[9] C’étoit une grande hôtellerie dont il sera reparlé, sur l’emplacement de laquelle a été percé le passage du même nom.

MERCERIE ET QUINCAILLERIE.

Le Bureau des Marchands Merciers, Jouailliers, Quincailliers-Grossiers, etc.[1], est dans la rue Quinquempoix.

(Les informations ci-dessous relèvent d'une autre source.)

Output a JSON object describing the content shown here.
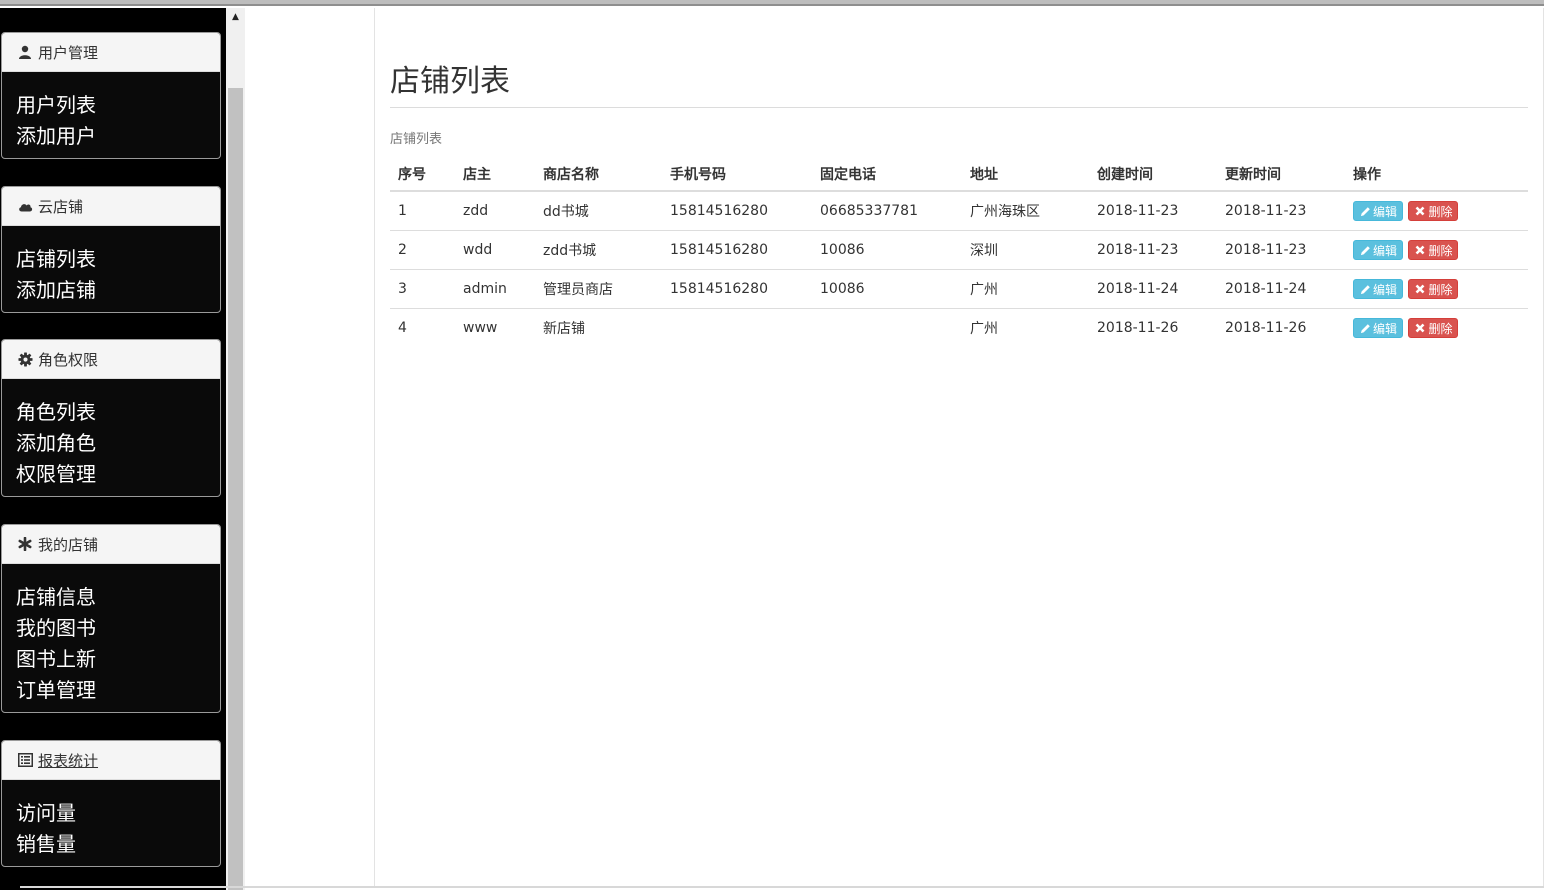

[1] Cet et cætera n’est pas pour la forme. Les joailliers et les quincailliers n’étoient pas, en effet, les seuls métiers qui fissent, avec les merciers, proprement dits, partie du corps de la Mercerie. Dix-sept autres en dépendoient aussi. Ce n’étoit pas le premier des six corps, mais c’étoit le plus important. Voici, du reste, quel en étoit l’ordre : la Draperie, l’Épicerie, la Mercerie, la Pelleterie, la Bonneterie, l’Orfévrerie. Les libraires et les marchands de vin, qui n’en étoient pas, mais venoient immédiatement après, avoient des priviléges égaux : ils pouvoient être aussi échevins et juges-consuls.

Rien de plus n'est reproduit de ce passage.